Das ist ein After-Herbert-Achternbusch-Bombeneinschlag ins Kino der Berliner Republik. Josef Bierbichler hat aus seinem Roman „Mittelreich“ den Film „Zwei Herren im Anzug“ gemacht.

          „Recht vielen Dank für des guade Essen, Pankraz, und gräm dich nicht so arg, ich habe es deinen beiden Schwestern auch gesagt: Die Theres is jetzt schon droben im Himmel, das weiß ich ganz gewiss. Sonst gibt es keinen Himmel, und sowas soll man nicht mal denken.“ So spricht Traute Hoess nach den zweieinhalb Minuten Anfangstiteln in ihrer sanft bestimmten hochbayrischen Diktion.

          Es ist der erste Satz des Films, und in weiterhin halsbrecherischer Geschwindigkeit fügt sie hinzu: „Übergib doch dei Sach dem Semi, dann kannst dich endlich ausruhn, hast es doch verdient.“ Fast gleichzeitig nimmt sie ein Foto aus einer geöffneten Blechkiste vor ihr und zeigt es dem hinter ihr gebeugt stehenden Pankraz in persona Josef Bierbichler: „...Des war, wie die Theres mich gfragt hat, ob du für sie der Richtige bist.“ Alles scheinbar ohne einmal Atem zu holen.

          Bang. Wie ein einziger Lindwurm-Satz, gebastelt aus bayrischer Hochsprache, scheinbar achtlos runtergerattert, trotzdem wie beiläufig geformt. Eine bessere Fremdenführerin als Traute Hoess, hinein in den Kosmos dieses Films, kann man sich kaum vorstellen.

          In bayrischer Hochsprache

          Der modern herumbildungsbürgernde BRD-Zuschauer, der hier Literaturverfilmung der bekannten Art erwartet hat, ist schlagartig irritiert. Die Figuren sind bühnenhaft zur Kamera hin angeordnet, und ihre Texte ähneln in dem, was und wie sie sprechen, Rezitationen. Die Kamera fährt zwar gleich heftig durch die Gegend, weil sie versucht – wie André Bazin („Theater und Kino“) mal schrieb – „ringsherum ein bißchen Realität herzustellen, uns eine Treppe zu bauen, damit wir auf die Bühne kommen“. Aber dieser erste kleine Monolog wirft die Frage auf: Was kommt hier jetzt auf uns zu? Guckkasten-Perspektive aus dem Zuschauerraum?

          Aber nein. Denn dafür gibt sich der Kameramann Tom Fährmann ja gleich zu Beginn den Untertitel der „Bildregie“ (den Begriff kennt man bislang eigentlich nur aus den deutschen Studio-Fernsehshows der Fünfziger bis Siebziger). Und „Zwei Herren im Anzug“ ist wahrlich ein After-Herbert-Achternbusch-Bombeneinschlag ins Kino der Berliner Republik, der sich gewaschen hat.

          Also, die Theres ist tot, es ist 1984 („Lieber Pershing II als Peter Maffay!!!“), deshalb müssen Ehemann Pankraz und Sohn Semi sich im Wirtssaal nach dem Leichenschmaus erstmal oder endlich mal einen Debatten-Bierkampf unter vier Augen liefern. Es herrscht Feindschaft zwischen Vater und Sohn. Beide haben die Theres (Martina Gedeck) geliebt, als Mutter und als Ehefrau, aber sie lieben einander nie und nimmermehr.

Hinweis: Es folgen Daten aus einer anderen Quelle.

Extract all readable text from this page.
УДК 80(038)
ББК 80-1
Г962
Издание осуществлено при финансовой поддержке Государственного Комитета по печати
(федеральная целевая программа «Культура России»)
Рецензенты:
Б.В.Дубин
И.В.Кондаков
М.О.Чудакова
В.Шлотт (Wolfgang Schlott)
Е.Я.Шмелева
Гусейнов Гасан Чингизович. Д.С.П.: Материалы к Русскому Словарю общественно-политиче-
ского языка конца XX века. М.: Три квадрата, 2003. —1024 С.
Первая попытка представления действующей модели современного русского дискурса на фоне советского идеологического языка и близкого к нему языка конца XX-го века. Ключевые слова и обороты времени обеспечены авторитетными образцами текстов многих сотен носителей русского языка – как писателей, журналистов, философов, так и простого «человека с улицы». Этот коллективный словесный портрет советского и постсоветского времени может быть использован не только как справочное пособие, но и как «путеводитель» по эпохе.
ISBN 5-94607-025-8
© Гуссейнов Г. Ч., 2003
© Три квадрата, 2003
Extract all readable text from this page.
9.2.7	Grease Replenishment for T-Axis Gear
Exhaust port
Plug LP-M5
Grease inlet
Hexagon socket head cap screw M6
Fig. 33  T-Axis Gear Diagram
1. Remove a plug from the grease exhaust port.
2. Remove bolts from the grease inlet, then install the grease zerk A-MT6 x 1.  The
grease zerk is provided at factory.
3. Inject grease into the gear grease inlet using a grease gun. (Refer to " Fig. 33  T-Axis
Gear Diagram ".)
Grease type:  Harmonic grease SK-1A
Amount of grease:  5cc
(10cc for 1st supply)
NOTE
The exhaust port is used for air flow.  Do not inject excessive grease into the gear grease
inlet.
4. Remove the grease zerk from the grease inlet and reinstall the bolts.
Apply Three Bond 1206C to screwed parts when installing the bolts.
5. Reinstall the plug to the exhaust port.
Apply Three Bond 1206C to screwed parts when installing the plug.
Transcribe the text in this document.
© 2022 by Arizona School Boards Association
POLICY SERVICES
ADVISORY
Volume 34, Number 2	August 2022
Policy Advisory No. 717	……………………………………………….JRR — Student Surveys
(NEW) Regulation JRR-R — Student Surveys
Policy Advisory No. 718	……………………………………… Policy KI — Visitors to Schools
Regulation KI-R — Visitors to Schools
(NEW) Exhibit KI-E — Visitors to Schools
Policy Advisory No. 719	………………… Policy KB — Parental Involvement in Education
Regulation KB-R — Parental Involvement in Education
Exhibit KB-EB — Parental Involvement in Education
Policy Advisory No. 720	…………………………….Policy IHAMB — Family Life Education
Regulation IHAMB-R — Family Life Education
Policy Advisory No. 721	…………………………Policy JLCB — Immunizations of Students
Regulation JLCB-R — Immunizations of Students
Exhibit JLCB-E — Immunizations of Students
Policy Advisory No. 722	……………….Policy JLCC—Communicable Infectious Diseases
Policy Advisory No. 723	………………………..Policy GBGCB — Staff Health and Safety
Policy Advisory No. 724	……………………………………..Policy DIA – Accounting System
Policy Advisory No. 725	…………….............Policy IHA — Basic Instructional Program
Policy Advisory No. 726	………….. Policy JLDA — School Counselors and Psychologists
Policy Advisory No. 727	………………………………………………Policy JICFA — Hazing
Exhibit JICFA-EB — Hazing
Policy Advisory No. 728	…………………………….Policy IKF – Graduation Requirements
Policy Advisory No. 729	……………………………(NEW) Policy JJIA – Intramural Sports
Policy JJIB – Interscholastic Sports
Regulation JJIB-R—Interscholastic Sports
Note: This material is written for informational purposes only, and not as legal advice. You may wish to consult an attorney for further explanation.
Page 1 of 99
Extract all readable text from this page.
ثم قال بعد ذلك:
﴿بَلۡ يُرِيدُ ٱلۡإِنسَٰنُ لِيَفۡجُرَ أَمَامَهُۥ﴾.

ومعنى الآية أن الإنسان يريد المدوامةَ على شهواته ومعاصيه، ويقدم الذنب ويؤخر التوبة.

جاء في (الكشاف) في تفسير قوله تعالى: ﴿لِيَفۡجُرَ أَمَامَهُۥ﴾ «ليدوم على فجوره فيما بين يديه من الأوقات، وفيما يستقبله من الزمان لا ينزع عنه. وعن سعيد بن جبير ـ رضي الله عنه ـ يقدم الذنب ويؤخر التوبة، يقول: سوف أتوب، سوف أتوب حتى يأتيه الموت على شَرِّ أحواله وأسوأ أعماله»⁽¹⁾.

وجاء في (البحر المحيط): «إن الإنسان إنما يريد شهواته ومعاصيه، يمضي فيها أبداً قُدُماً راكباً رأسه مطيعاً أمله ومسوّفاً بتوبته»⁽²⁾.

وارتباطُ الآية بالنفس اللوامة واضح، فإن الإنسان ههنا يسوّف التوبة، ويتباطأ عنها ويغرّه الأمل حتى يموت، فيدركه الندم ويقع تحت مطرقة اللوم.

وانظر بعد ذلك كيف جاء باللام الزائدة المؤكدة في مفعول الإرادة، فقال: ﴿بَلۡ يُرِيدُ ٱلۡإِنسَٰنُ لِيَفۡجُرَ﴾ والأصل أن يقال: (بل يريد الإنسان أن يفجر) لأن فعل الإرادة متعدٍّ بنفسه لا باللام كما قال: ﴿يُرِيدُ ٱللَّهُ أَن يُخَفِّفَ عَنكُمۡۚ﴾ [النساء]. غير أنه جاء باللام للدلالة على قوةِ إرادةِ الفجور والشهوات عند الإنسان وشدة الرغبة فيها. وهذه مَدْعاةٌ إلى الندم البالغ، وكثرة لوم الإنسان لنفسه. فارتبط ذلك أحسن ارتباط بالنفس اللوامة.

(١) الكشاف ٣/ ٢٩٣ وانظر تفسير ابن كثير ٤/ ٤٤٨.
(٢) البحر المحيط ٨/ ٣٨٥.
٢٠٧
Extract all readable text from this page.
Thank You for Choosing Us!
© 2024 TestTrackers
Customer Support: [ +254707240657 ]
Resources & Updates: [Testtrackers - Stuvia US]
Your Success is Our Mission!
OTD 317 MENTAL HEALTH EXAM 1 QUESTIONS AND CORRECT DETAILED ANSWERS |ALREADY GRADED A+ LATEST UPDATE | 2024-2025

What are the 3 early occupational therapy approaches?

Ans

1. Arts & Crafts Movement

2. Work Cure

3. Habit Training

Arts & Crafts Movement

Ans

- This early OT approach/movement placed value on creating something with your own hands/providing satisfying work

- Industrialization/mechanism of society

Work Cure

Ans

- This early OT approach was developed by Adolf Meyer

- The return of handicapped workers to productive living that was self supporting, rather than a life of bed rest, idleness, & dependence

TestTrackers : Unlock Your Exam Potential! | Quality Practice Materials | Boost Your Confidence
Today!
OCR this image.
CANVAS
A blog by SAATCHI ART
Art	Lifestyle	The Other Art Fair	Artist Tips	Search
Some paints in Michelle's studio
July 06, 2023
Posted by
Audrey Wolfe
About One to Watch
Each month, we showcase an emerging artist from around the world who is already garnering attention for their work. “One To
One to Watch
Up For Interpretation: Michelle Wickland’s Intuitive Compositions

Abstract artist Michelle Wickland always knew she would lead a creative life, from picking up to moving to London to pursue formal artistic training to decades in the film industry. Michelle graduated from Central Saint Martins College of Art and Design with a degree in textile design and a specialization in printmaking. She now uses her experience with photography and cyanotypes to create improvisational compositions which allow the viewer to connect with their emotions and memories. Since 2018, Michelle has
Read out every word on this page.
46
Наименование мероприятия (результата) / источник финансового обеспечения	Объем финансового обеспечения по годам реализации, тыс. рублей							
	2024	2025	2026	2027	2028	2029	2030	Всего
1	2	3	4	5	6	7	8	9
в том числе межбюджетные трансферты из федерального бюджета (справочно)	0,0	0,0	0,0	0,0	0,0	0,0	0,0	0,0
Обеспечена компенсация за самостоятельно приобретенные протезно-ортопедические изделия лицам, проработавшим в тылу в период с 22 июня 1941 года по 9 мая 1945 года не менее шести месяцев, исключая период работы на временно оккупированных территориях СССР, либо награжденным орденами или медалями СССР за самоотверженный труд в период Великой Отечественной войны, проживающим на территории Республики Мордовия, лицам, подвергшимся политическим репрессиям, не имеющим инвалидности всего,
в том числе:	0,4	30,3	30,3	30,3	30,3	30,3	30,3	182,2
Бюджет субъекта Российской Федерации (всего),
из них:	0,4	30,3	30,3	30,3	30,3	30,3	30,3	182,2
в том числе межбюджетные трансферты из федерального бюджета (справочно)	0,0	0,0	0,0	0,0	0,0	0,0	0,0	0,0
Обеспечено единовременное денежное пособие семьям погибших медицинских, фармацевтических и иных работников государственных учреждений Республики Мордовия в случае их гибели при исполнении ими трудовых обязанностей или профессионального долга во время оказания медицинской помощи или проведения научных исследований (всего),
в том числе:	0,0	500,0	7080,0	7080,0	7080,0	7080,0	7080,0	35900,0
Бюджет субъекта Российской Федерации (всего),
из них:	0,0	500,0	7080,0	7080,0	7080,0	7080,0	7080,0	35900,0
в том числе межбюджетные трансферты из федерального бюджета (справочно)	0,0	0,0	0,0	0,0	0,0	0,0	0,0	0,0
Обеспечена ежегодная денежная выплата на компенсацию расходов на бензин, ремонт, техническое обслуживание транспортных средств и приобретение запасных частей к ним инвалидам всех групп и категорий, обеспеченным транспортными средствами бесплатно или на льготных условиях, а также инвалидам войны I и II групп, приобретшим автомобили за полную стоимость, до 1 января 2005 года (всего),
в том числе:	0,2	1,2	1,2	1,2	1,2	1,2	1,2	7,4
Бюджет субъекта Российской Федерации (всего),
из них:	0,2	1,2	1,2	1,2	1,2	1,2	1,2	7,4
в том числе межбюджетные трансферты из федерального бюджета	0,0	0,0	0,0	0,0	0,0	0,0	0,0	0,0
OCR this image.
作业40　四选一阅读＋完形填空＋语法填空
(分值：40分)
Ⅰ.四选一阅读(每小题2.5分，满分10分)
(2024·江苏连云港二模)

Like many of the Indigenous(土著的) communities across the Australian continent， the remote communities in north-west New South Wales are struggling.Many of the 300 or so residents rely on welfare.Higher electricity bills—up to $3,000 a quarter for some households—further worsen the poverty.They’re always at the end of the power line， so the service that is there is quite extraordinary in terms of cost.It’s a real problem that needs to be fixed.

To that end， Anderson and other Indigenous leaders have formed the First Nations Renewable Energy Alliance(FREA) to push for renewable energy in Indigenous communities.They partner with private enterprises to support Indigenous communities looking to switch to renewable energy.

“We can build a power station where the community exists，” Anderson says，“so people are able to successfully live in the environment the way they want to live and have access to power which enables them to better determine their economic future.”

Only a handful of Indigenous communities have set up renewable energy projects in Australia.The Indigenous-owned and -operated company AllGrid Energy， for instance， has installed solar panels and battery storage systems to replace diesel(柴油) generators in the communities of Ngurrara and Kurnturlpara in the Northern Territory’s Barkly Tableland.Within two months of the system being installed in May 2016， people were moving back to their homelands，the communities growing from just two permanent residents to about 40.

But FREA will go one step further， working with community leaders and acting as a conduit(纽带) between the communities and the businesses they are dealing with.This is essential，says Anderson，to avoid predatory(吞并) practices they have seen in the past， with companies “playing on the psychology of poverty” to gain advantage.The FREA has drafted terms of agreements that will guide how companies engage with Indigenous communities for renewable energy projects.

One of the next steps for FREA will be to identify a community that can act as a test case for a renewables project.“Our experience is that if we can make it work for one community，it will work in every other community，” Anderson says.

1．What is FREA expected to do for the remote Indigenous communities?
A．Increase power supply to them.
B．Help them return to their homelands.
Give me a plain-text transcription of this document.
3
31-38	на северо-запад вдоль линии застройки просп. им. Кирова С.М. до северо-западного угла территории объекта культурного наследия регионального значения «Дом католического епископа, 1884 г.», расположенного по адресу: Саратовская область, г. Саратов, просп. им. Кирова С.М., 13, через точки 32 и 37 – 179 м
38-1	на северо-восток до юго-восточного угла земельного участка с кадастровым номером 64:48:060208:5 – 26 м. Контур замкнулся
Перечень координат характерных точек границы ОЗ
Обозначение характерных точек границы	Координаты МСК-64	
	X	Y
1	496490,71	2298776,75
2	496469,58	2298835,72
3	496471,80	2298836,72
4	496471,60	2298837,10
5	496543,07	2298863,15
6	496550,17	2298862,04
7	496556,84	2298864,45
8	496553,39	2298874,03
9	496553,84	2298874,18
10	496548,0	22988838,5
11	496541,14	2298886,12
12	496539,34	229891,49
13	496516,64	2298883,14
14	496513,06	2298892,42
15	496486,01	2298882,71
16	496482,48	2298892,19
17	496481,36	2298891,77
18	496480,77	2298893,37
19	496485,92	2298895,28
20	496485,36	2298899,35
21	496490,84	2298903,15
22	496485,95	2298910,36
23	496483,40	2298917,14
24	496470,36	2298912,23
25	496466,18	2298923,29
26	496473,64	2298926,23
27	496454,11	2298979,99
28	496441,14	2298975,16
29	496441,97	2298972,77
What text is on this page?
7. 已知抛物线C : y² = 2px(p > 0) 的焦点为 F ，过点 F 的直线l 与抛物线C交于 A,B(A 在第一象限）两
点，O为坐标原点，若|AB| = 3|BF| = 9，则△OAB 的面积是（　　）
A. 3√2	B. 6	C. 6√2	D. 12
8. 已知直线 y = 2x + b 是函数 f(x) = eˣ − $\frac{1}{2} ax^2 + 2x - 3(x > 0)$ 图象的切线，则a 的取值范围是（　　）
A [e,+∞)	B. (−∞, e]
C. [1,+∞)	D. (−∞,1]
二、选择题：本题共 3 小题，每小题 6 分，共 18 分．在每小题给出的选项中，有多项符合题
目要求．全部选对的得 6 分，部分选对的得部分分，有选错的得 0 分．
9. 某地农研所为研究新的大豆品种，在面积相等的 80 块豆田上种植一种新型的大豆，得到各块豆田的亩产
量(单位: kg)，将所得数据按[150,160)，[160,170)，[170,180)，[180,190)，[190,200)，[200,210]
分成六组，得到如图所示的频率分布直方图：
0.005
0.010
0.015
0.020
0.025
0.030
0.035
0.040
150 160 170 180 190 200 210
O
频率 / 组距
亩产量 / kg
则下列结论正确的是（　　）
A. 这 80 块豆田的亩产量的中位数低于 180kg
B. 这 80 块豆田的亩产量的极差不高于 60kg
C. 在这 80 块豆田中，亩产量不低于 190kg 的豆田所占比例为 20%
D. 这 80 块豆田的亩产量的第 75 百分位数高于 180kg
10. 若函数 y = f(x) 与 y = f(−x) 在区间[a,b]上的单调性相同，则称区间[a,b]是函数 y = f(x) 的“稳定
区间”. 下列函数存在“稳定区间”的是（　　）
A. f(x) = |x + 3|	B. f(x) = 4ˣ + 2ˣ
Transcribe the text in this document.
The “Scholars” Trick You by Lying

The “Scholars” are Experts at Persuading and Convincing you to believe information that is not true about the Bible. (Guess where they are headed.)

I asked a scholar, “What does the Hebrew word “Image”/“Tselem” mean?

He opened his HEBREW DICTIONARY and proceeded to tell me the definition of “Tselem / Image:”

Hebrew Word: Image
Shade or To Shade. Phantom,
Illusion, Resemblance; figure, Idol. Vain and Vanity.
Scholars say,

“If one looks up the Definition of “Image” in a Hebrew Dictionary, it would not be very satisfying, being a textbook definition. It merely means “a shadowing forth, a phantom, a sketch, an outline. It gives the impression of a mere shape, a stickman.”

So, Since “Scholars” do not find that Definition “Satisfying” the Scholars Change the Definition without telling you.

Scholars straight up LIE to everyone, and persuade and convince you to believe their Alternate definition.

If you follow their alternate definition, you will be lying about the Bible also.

          Mit Bierwärmer im Glas

          Semi antwortet auf die Ansprache des Vaters (mit Bierwärmer im Glas), er solle doch wieder in den Schoß der Kirche zurückkehren: „Warum soll ich dahin zurückwollen? Wenn ich in einen Schoß zurück wollte, dann in den der Mutter, damit ich nicht auf der Welt wär’, aber das geht jetzt auch nicht mehr, die ist tot. Und ich muß mit dem Unsinn weiterleben, geboren zu sein.“ Und starrt den Vater an. Dem kommt dieser Blick plötzlich so bekannt vor, dass er ihn suchen geht auf den alten Bildern in der Blechkiste. Und, wie in „Heimat“, geht es nun zurück, zurück, zurück ... hinunter in den See.

          Der Starnberger See, diese touristisch verseuchte Vorstadtpfütze Münchens, stammend aus der geologisch jungen Zeit der Alpenfaltungen und der an ihren Rändern enstandenen „End-Moränen“ – er ist Bühne und Zuschauer zugleich. 60 Jahre Familiendrama im bäuerlichen Fischmeister-Haus – und der See schweigt. Aber nicht immer. Zwei Generationen lang Vater-Sohn-Kriege, die improvisierte Gaststätte wird derweil zur Unterkunft ausgebombter Städter und schließlich ein von Münchner Autokennzeichen umstelltes Yuppie-Öko-Lokal.